Receiver operating characteristic (ROC) curve analyses were performed to evaluate the diagnostic performance of uEV metabolites for LN. The selected metabolites demonstrated robust discriminatory capacity (Figure 7), with detailed area under the curve (AUC) values provided in Supplementary Table 4. Among them, Glucosylsphingosine (Lyso-Gb1), PE-NMe(18:1(9Z)/20:4(8Z,11Z,14Z,17Z)), and PC(20:5(5Z,8Z,11Z,14Z,17Z)/TXB2) showed the highest diagnostic performance, achieving AUCs of 0.912, 0.906, and 0.897, respectively. To determine whether these uEV metabolites provide added diagnostic value beyond conventional clinical and laboratory markers, their discriminatory performance was systematically compared with established indicators of renal involvement and disease activity, including 24-hour urinary protein excretion, urine albumin-to-creatinine ratio (UACR), and complement levels (C3 and C4). As LN patients were defined and stratified according to 24-hour urinary protein, this parameter exhibited an expected near-perfect discriminatory performance (ROC AUC = 1.00), while UACR also demonstrated excellent performance (ROC AUC = 0.98). In contrast, complement C3 and C4 showed comparatively limited discriminatory ability (Figure 8). Notably, uEV metabolites not only effectively distinguished LN from non-LN patients but were also closely associated with disease activity and renal dysfunction, with these associations largely independent of proteinuria and complement levels. Collectively, these findings suggest that uEV metabolomic signatures capture metabolic and pathophysiological alterations not fully reflected by conventional proteinuria-based markers, thereby providing complementary molecular information for refined assessment and stratification of LN.

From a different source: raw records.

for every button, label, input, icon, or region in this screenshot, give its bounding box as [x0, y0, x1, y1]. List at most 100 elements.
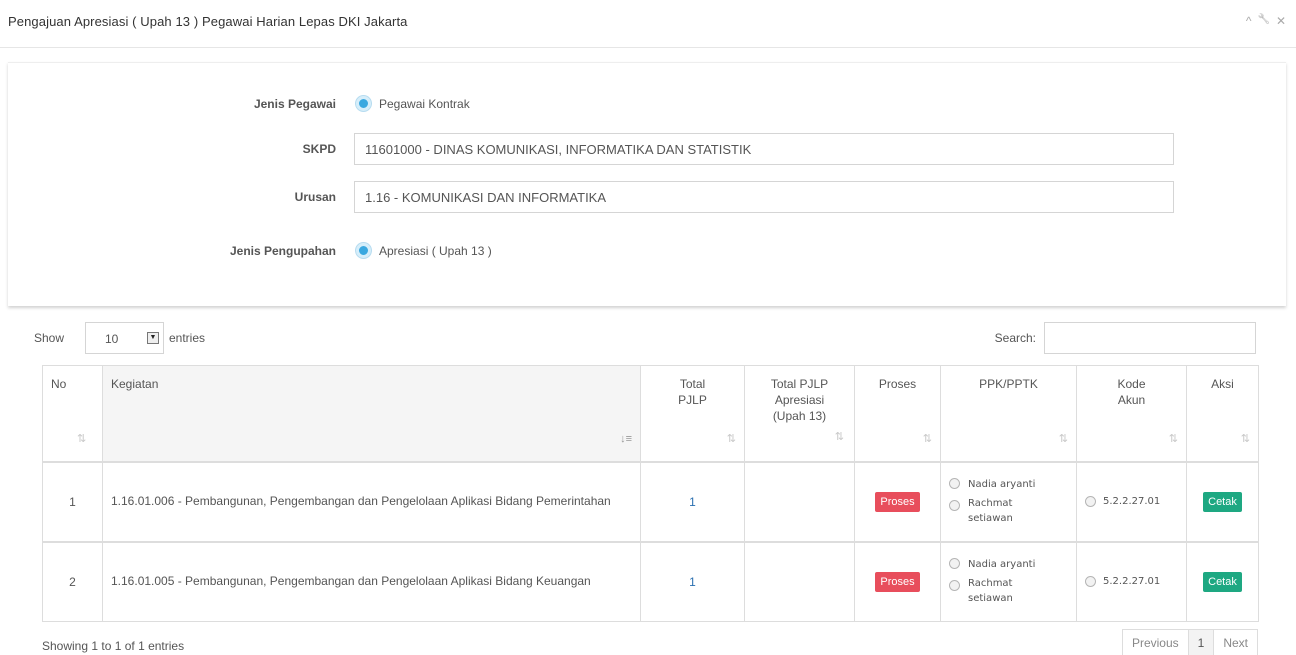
skpd-label: SKPD	[302, 142, 336, 156]
jenis-pengupahan-label: Jenis Pengupahan	[229, 244, 336, 258]
pagination: Previous 1 Next	[1121, 629, 1258, 655]
ppk-option[interactable]: Nadia aryanti	[949, 477, 1068, 492]
cetak-button[interactable]: Cetak	[1203, 491, 1242, 512]
wrench-icon[interactable]: 🔧	[1257, 14, 1269, 28]
kode-akun-option[interactable]: 5.2.2.27.01	[1085, 496, 1178, 507]
cell-total-pjlp: 1	[640, 461, 745, 542]
entries-label: entries	[169, 331, 206, 345]
cell-proses: Proses	[854, 461, 941, 542]
jenis-pegawai-label: Jenis Pegawai	[253, 97, 336, 111]
column-header-total-pjlp[interactable]: Total PJLP ⇅	[640, 365, 745, 462]
collapse-icon[interactable]: ^	[1246, 14, 1252, 28]
ppk-option-label: Nadia aryanti	[968, 479, 1036, 490]
chevron-down-icon[interactable]: ▼	[147, 332, 159, 344]
ppk-option-label: Rachmat setiawan	[968, 578, 1013, 605]
jenis-pengupahan-radio[interactable]: Apresiasi ( Upah 13 )	[356, 243, 492, 258]
cell-proses: Proses	[854, 541, 941, 622]
column-label-aksi: Aksi	[1211, 377, 1234, 391]
pagination-page[interactable]: 1	[1188, 630, 1215, 655]
sort-icon[interactable]: ⇅	[923, 431, 932, 447]
radio-selected-icon[interactable]	[356, 96, 371, 111]
filter-form: Jenis Pegawai Pegawai Kontrak SKPD 11601…	[8, 62, 1286, 306]
panel-title: Pengajuan Apresiasi ( Upah 13 ) Pegawai …	[8, 14, 408, 29]
ppk-radio-group: Nadia aryanti Rachmat setiawan	[949, 557, 1068, 606]
sort-icon[interactable]: ⇅	[77, 431, 86, 447]
entries-length-select[interactable]: 10 ▼	[85, 322, 164, 354]
cetak-button[interactable]: Cetak	[1203, 571, 1242, 592]
jenis-pengupahan-value: Apresiasi ( Upah 13 )	[379, 243, 492, 258]
radio-selected-icon[interactable]	[356, 243, 371, 258]
entries-length-value: 10	[105, 332, 119, 346]
kegiatan-table: No ⇅ Kegiatan ↓≡ Total PJLP ⇅ Total PJLP…	[42, 365, 1259, 622]
close-icon[interactable]: ✕	[1276, 14, 1286, 28]
proses-button[interactable]: Proses	[875, 491, 920, 512]
cell-ppk-pptk: Nadia aryanti Rachmat setiawan	[940, 461, 1077, 542]
cell-kegiatan: 1.16.01.006 - Pembangunan, Pengembangan …	[102, 461, 641, 542]
column-label-no: No	[51, 377, 67, 391]
radio-unselected-icon[interactable]	[949, 500, 960, 511]
ppk-option[interactable]: Nadia aryanti	[949, 557, 1068, 572]
radio-unselected-icon[interactable]	[1085, 496, 1096, 507]
cell-kode-akun: 5.2.2.27.01	[1076, 461, 1187, 542]
column-header-ppk-pptk[interactable]: PPK/PPTK ⇅	[940, 365, 1077, 462]
column-label-ppk-pptk: PPK/PPTK	[979, 377, 1038, 391]
sort-icon[interactable]: ⇅	[835, 429, 844, 445]
skpd-field[interactable]: 11601000 - DINAS KOMUNIKASI, INFORMATIKA…	[354, 133, 1174, 165]
column-header-proses[interactable]: Proses ⇅	[854, 365, 941, 462]
sort-icon[interactable]: ⇅	[727, 431, 736, 447]
cell-total-pjlp: 1	[640, 541, 745, 622]
column-header-kegiatan[interactable]: Kegiatan ↓≡	[102, 365, 641, 462]
table-row: 1 1.16.01.006 - Pembangunan, Pengembanga…	[42, 461, 1259, 542]
panel-header: Pengajuan Apresiasi ( Upah 13 ) Pegawai …	[0, 0, 1296, 48]
table-info: Showing 1 to 1 of 1 entries	[42, 639, 185, 653]
column-header-kode-akun[interactable]: Kode Akun ⇅	[1076, 365, 1187, 462]
proses-button[interactable]: Proses	[875, 571, 920, 592]
urusan-field[interactable]: 1.16 - KOMUNIKASI DAN INFORMATIKA	[354, 181, 1174, 213]
column-label-proses: Proses	[878, 377, 917, 391]
ppk-radio-group: Nadia aryanti Rachmat setiawan	[949, 477, 1068, 526]
panel-tools: ^ 🔧 ✕	[1246, 14, 1286, 28]
sort-icon[interactable]: ⇅	[1169, 431, 1178, 447]
ppk-option-label: Rachmat setiawan	[968, 498, 1013, 524]
pagination-next[interactable]: Next	[1214, 630, 1257, 655]
total-pjlp-link[interactable]: 1	[689, 495, 696, 509]
table-header-row: No ⇅ Kegiatan ↓≡ Total PJLP ⇅ Total PJLP…	[42, 365, 1259, 462]
column-header-aksi[interactable]: Aksi ⇅	[1186, 365, 1259, 462]
search-label: Search:	[994, 331, 1036, 345]
table-controls: Show 10 ▼ entries Search:	[34, 322, 1256, 354]
jenis-pegawai-radio[interactable]: Pegawai Kontrak	[356, 96, 470, 111]
cell-kegiatan: 1.16.01.005 - Pembangunan, Pengembangan …	[102, 541, 641, 622]
pagination-previous[interactable]: Previous	[1123, 630, 1189, 655]
column-label-kode-akun: Kode Akun	[1117, 377, 1146, 407]
radio-unselected-icon[interactable]	[1085, 576, 1096, 588]
sort-icon[interactable]: ⇅	[1241, 431, 1250, 447]
ppk-option-label: Nadia aryanti	[968, 559, 1036, 571]
ppk-option[interactable]: Rachmat setiawan	[949, 496, 1068, 526]
sort-icon[interactable]: ⇅	[1059, 431, 1068, 447]
cell-aksi: Cetak	[1186, 461, 1259, 542]
column-label-total-pjlp-apresiasi: Total PJLP Apresiasi (Upah 13)	[770, 377, 829, 423]
form-row-skpd: SKPD 11601000 - DINAS KOMUNIKASI, INFORM…	[8, 133, 1286, 165]
ppk-option[interactable]: Rachmat setiawan	[949, 576, 1068, 606]
radio-unselected-icon[interactable]	[949, 558, 960, 570]
kode-akun-label: 5.2.2.27.01	[1103, 576, 1161, 588]
kode-akun-option[interactable]: 5.2.2.27.01	[1085, 576, 1178, 588]
show-label: Show	[34, 331, 65, 345]
search-input[interactable]	[1044, 322, 1256, 354]
sort-asc-icon[interactable]: ↓≡	[620, 431, 632, 447]
total-pjlp-link[interactable]: 1	[689, 575, 696, 589]
form-row-urusan: Urusan 1.16 - KOMUNIKASI DAN INFORMATIKA	[8, 181, 1286, 213]
radio-unselected-icon[interactable]	[949, 478, 960, 489]
jenis-pegawai-value: Pegawai Kontrak	[379, 96, 470, 111]
cell-total-apresiasi	[744, 541, 855, 622]
urusan-label: Urusan	[294, 190, 336, 204]
table-row: 2 1.16.01.005 - Pembangunan, Pengembanga…	[42, 541, 1259, 622]
column-header-no[interactable]: No ⇅	[42, 365, 103, 462]
cell-ppk-pptk: Nadia aryanti Rachmat setiawan	[940, 541, 1077, 622]
form-row-jenis-pegawai: Jenis Pegawai Pegawai Kontrak	[8, 89, 1286, 119]
kode-akun-label: 5.2.2.27.01	[1103, 496, 1161, 507]
radio-unselected-icon[interactable]	[949, 580, 960, 592]
column-header-total-pjlp-apresiasi[interactable]: Total PJLP Apresiasi (Upah 13) ⇅	[744, 365, 855, 462]
cell-kode-akun: 5.2.2.27.01	[1076, 541, 1187, 622]
column-label-total-pjlp: Total PJLP	[678, 377, 707, 407]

To further clarify whether the identified metabolites were primarily associated with disease activity rather than treatment exposure, we performed correlation analyses between the top three metabolites and key clinical and treatment-related variables (Figure 9). The analyses demonstrated that all three metabolites were positively correlated with disease activity indices, including SLEDAI and renal SLEDAI (rSLEDAI), and negatively correlated with estimated glomerular filtration rate (eGFR). In contrast, no significant correlations were observed between these metabolites and treatment-related variables, including corticosteroid use, immunosuppressive agents, or hydroxychloroquine, nor with other clinical parameters such as complement levels, age, or medication status. These results indicate that the top metabolites are more closely linked to disease activity and renal impairment rather than medication exposure, supporting their relevance as disease-associated metabolic signatures.